Родин насупился и ничего не ответил. На зоне он вертухаем уже год, и ни разу не участвовал в таком деле. Да и не было повода. Несчастные случаи были, драки, поножовщина – регулярно. И уже усмирять зэков приходилось. Родин знал этого Холина. Тот даже пару раз давал уроки бокса молодому составу. Абсолютно мирный и добрый малый – один из первых претендентов на УДО.

Так все думали, а начальство, оказывается, считало иначе.

Через полчаса машина встала. Дальше ехать невозможно. Лёвин сообщил по рации о продолжении поиска пешим порядком. Водитель остался на связи. Он включил дальний свет и беспрерывно подавал сигналы.

Прежде чем разойтись в цепь Лёвин взял Володьку на воротник полушубка и потянул на себя.

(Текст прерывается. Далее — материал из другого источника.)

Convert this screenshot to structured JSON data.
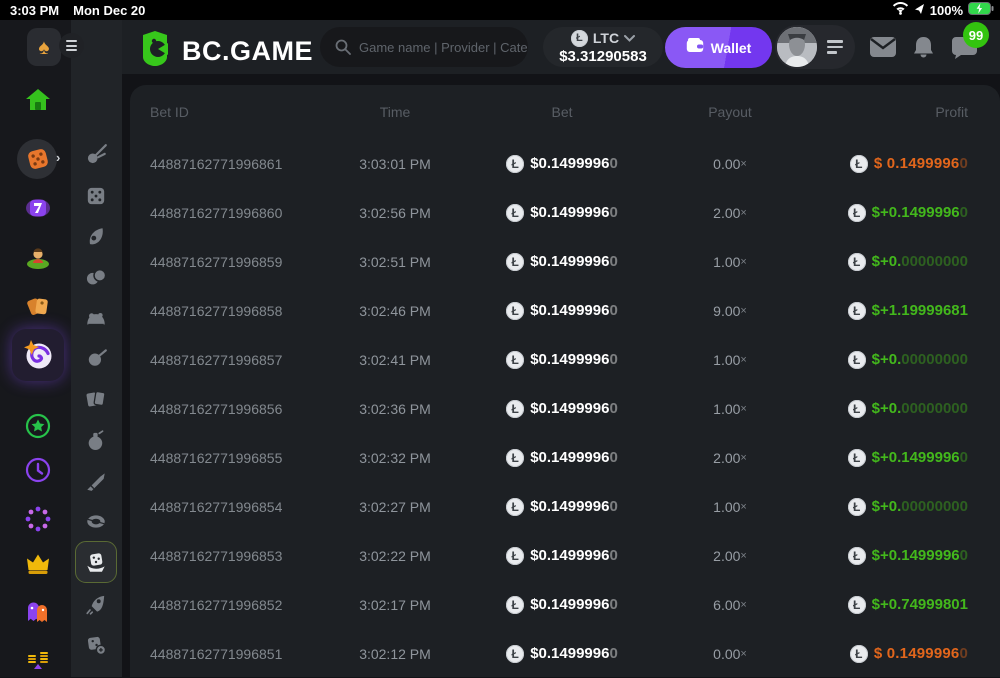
{
  "status_bar": {
    "time": "3:03 PM",
    "date": "Mon Dec 20",
    "battery_percent": "100%"
  },
  "header": {
    "brand": "BC.GAME",
    "search_placeholder": "Game name | Provider | Cate",
    "currency": {
      "code": "LTC",
      "balance": "$3.31290583"
    },
    "wallet_label": "Wallet",
    "chat_badge": "99"
  },
  "sidebar": {
    "primary": [
      {
        "id": "home",
        "icon": "home-icon"
      },
      {
        "id": "casino",
        "icon": "dice-icon",
        "expanded": true
      },
      {
        "id": "slots",
        "icon": "slot-seven-icon"
      },
      {
        "id": "live-casino",
        "icon": "live-dealer-icon"
      },
      {
        "id": "promotions",
        "icon": "tags-icon"
      },
      {
        "id": "bc-originals",
        "icon": "spiral-target-icon",
        "active": true
      },
      {
        "id": "favorites",
        "icon": "star-icon"
      },
      {
        "id": "recent",
        "icon": "clock-icon"
      },
      {
        "id": "challenges",
        "icon": "dotted-loop-icon"
      },
      {
        "id": "vip",
        "icon": "crown-icon"
      },
      {
        "id": "social",
        "icon": "ghosts-icon"
      },
      {
        "id": "staking",
        "icon": "coin-balance-icon"
      }
    ],
    "games": [
      {
        "id": "crash",
        "icon": "comet-icon"
      },
      {
        "id": "dice",
        "icon": "die-icon"
      },
      {
        "id": "limbo",
        "icon": "flame-icon"
      },
      {
        "id": "coinflip",
        "icon": "coins-icon"
      },
      {
        "id": "cave",
        "icon": "rocks-icon"
      },
      {
        "id": "twist",
        "icon": "ball-icon"
      },
      {
        "id": "hilo",
        "icon": "cards-icon"
      },
      {
        "id": "keno",
        "icon": "bomb-icon"
      },
      {
        "id": "swords",
        "icon": "sword-icon"
      },
      {
        "id": "wheel",
        "icon": "chip-icon"
      },
      {
        "id": "classic-dice",
        "icon": "hand-dice-icon",
        "active": true
      },
      {
        "id": "rocket",
        "icon": "rocket-icon"
      },
      {
        "id": "craps",
        "icon": "dice-pair-icon"
      }
    ]
  },
  "table": {
    "columns": [
      "Bet ID",
      "Time",
      "Bet",
      "Payout",
      "Profit"
    ],
    "multiplier_suffix": "×",
    "rows": [
      {
        "id": "44887162771996861",
        "time": "3:03:01 PM",
        "bet_main": "$0.1499996",
        "bet_dim": "0",
        "payout": "0.00",
        "profit_type": "loss",
        "profit_main": "$ 0.1499996",
        "profit_dim": "0"
      },
      {
        "id": "44887162771996860",
        "time": "3:02:56 PM",
        "bet_main": "$0.1499996",
        "bet_dim": "0",
        "payout": "2.00",
        "profit_type": "win",
        "profit_main": "$+0.1499996",
        "profit_dim": "0"
      },
      {
        "id": "44887162771996859",
        "time": "3:02:51 PM",
        "bet_main": "$0.1499996",
        "bet_dim": "0",
        "payout": "1.00",
        "profit_type": "win",
        "profit_main": "$+0.",
        "profit_dim": "00000000"
      },
      {
        "id": "44887162771996858",
        "time": "3:02:46 PM",
        "bet_main": "$0.1499996",
        "bet_dim": "0",
        "payout": "9.00",
        "profit_type": "win",
        "profit_main": "$+1.19999681",
        "profit_dim": ""
      },
      {
        "id": "44887162771996857",
        "time": "3:02:41 PM",
        "bet_main": "$0.1499996",
        "bet_dim": "0",
        "payout": "1.00",
        "profit_type": "win",
        "profit_main": "$+0.",
        "profit_dim": "00000000"
      },
      {
        "id": "44887162771996856",
        "time": "3:02:36 PM",
        "bet_main": "$0.1499996",
        "bet_dim": "0",
        "payout": "1.00",
        "profit_type": "win",
        "profit_main": "$+0.",
        "profit_dim": "00000000"
      },
      {
        "id": "44887162771996855",
        "time": "3:02:32 PM",
        "bet_main": "$0.1499996",
        "bet_dim": "0",
        "payout": "2.00",
        "profit_type": "win",
        "profit_main": "$+0.1499996",
        "profit_dim": "0"
      },
      {
        "id": "44887162771996854",
        "time": "3:02:27 PM",
        "bet_main": "$0.1499996",
        "bet_dim": "0",
        "payout": "1.00",
        "profit_type": "win",
        "profit_main": "$+0.",
        "profit_dim": "00000000"
      },
      {
        "id": "44887162771996853",
        "time": "3:02:22 PM",
        "bet_main": "$0.1499996",
        "bet_dim": "0",
        "payout": "2.00",
        "profit_type": "win",
        "profit_main": "$+0.1499996",
        "profit_dim": "0"
      },
      {
        "id": "44887162771996852",
        "time": "3:02:17 PM",
        "bet_main": "$0.1499996",
        "bet_dim": "0",
        "payout": "6.00",
        "profit_type": "win",
        "profit_main": "$+0.74999801",
        "profit_dim": ""
      },
      {
        "id": "44887162771996851",
        "time": "3:02:12 PM",
        "bet_main": "$0.1499996",
        "bet_dim": "0",
        "payout": "0.00",
        "profit_type": "loss",
        "profit_main": "$ 0.1499996",
        "profit_dim": "0"
      }
    ]
  },
  "colors": {
    "accent_green": "#43b81c",
    "loss_orange": "#e2661c",
    "wallet_purple": "#7b3ff2",
    "badge_green": "#33c40f",
    "coin_currency": "LTC"
  }
}
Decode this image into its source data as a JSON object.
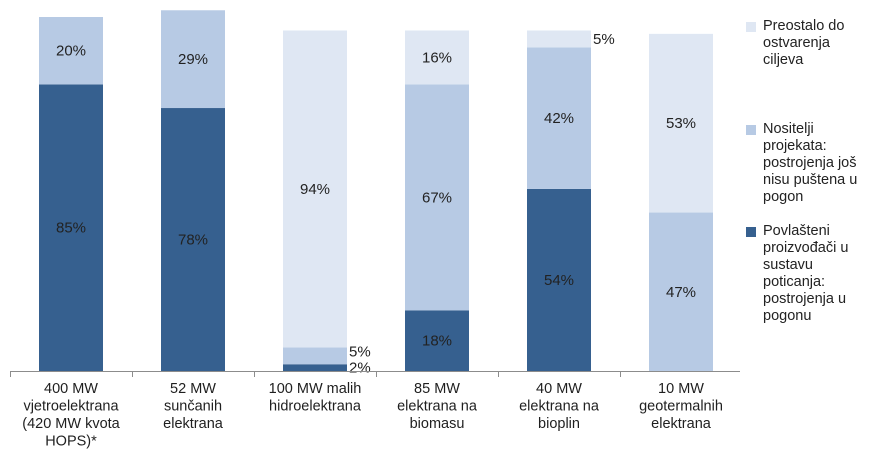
{
  "chart_data": {
    "type": "bar",
    "stacked": true,
    "categories": [
      "400 MW\nvjetroelektrana\n(420 MW kvota\nHOPS)*",
      "52 MW\nsunčanih\nelektrana",
      "100 MW malih\nhidroelektrana",
      "85 MW\nelektrana na\nbiomasu",
      "40 MW\nelektrana na\nbioplin",
      "10 MW\ngeotermalnih\nelektrana"
    ],
    "series": [
      {
        "name": "Povlašteni proizvođači u sustavu poticanja: postrojenja u pogonu",
        "values": [
          85,
          78,
          2,
          18,
          54,
          0
        ],
        "labels": [
          "85%",
          "78%",
          "2%",
          "18%",
          "54%",
          ""
        ],
        "color": "#36608f"
      },
      {
        "name": "Nositelji projekata: postrojenja još nisu puštena u pogon",
        "values": [
          20,
          29,
          5,
          67,
          42,
          47
        ],
        "labels": [
          "20%",
          "29%",
          "5%",
          "67%",
          "42%",
          "47%"
        ],
        "color": "#b7cae4"
      },
      {
        "name": "Preostalo do ostvarenja ciljeva",
        "values": [
          0,
          0,
          94,
          16,
          5,
          53
        ],
        "labels": [
          "",
          "",
          "94%",
          "16%",
          "5%",
          "53%"
        ],
        "color": "#dfe7f3"
      }
    ],
    "ylim": [
      0,
      105
    ],
    "grid": false,
    "legend": "right"
  },
  "legend": {
    "items": [
      {
        "text": "Preostalo do\nostvarenja\nciljeva",
        "color": "#dfe7f3"
      },
      {
        "text": "Nositelji\nprojekata:\npostrojenja još\nnisu puštena u\npogon",
        "color": "#b7cae4"
      },
      {
        "text": "Povlašteni\nproizvođači u\nsustavu\npoticanja:\npostrojenja u\npogonu",
        "color": "#36608f"
      }
    ]
  }
}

– Будешь целиться – в глаза не смотри! А то всё дело испортишь.

Стараясь не терять друг друга из виду, они двинулись дальше по краям, как им сначала казалось, дороги. Но стоило Родину один раз упасть в неглубокую яму, как он тут же оказался в жутком одиночестве. Он несколько раз крикнул, но за шумом ветра так и не услышал ответа. Палить из винтовки запрещено по уставу – преступник может услышать и затаиться. Осталось только надеяться на сигналы, подаваемые водителем.

Родин решил вернуться.

«Чёрт с ним, с отпуском, и медаль мне не нужна. Да и потом, гадом буду, – наврал «старик», наверняка всё это «туфта». Если за каждого «бегуна» медаль давать, то груди не хватит, как у Брежнева».

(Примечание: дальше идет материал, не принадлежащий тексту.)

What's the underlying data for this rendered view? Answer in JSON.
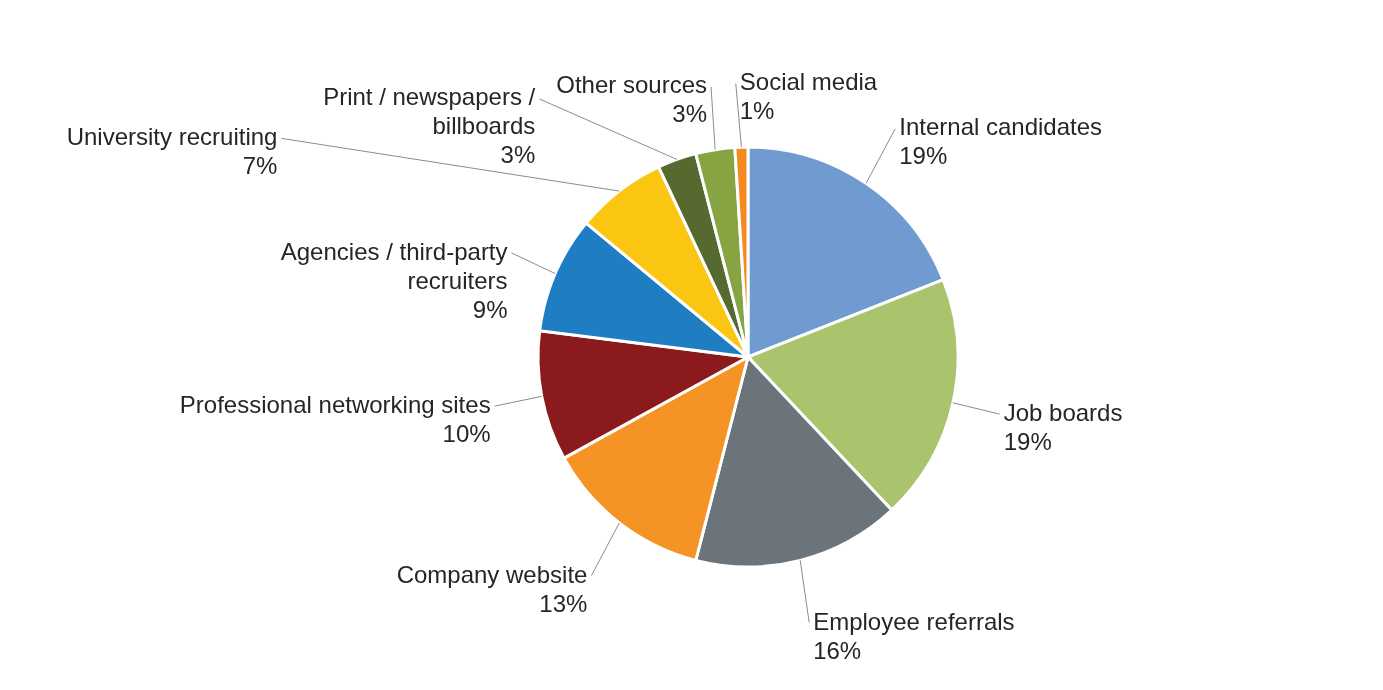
{
  "chart_data": {
    "type": "pie",
    "categories": [
      "Internal candidates",
      "Job boards",
      "Employee referrals",
      "Company website",
      "Professional networking sites",
      "Agencies / third-party recruiters",
      "University recruiting",
      "Print / newspapers / billboards",
      "Other sources",
      "Social media"
    ],
    "values": [
      19,
      19,
      16,
      13,
      10,
      9,
      7,
      3,
      3,
      1
    ],
    "value_labels": [
      "19%",
      "19%",
      "16%",
      "13%",
      "10%",
      "9%",
      "7%",
      "3%",
      "3%",
      "1%"
    ],
    "colors": [
      "#6f9bd1",
      "#aac46d",
      "#6b747b",
      "#f59424",
      "#8b1a1c",
      "#1f7dc1",
      "#fbc611",
      "#566a30",
      "#87a443",
      "#f58b20"
    ]
  }
}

Родин повеселел от удачной шутки – надо запомнить и ребятам рассказать – и тут же услышал сигнал уазика, только какой-то более низкий. Аккумулятор садится, решил он и, скользя «лысой» кирзой, заковылял на звук.

Только метрах в двадцати от машины он сообразил, что это не его уазик. Грузовик с дощатым кузовом, стоял по оси зарывшись в грязь. Светились только габаритные огни. Из под кузова иногда вылетали клубы сизого дыма. Внезапно в кабине сверкнул огонёк.

Родин присел, передёрнул затвор винтовки, загоняя патрон в патронник, пригнулся и двинулся вперёд, обходя грузовик сзади.

Холин затушил папиросу о панель. Щёлкнул зажигалкой, проверяя остатки бензина. В ожидании пока его обнаружат и скорее всего пристрелят, – от зэков он слышал о жестоких законах зоны – сидел, оглушённый выпитой до дна бутылкой какого-то жуткого зелья, оставленного Васькой.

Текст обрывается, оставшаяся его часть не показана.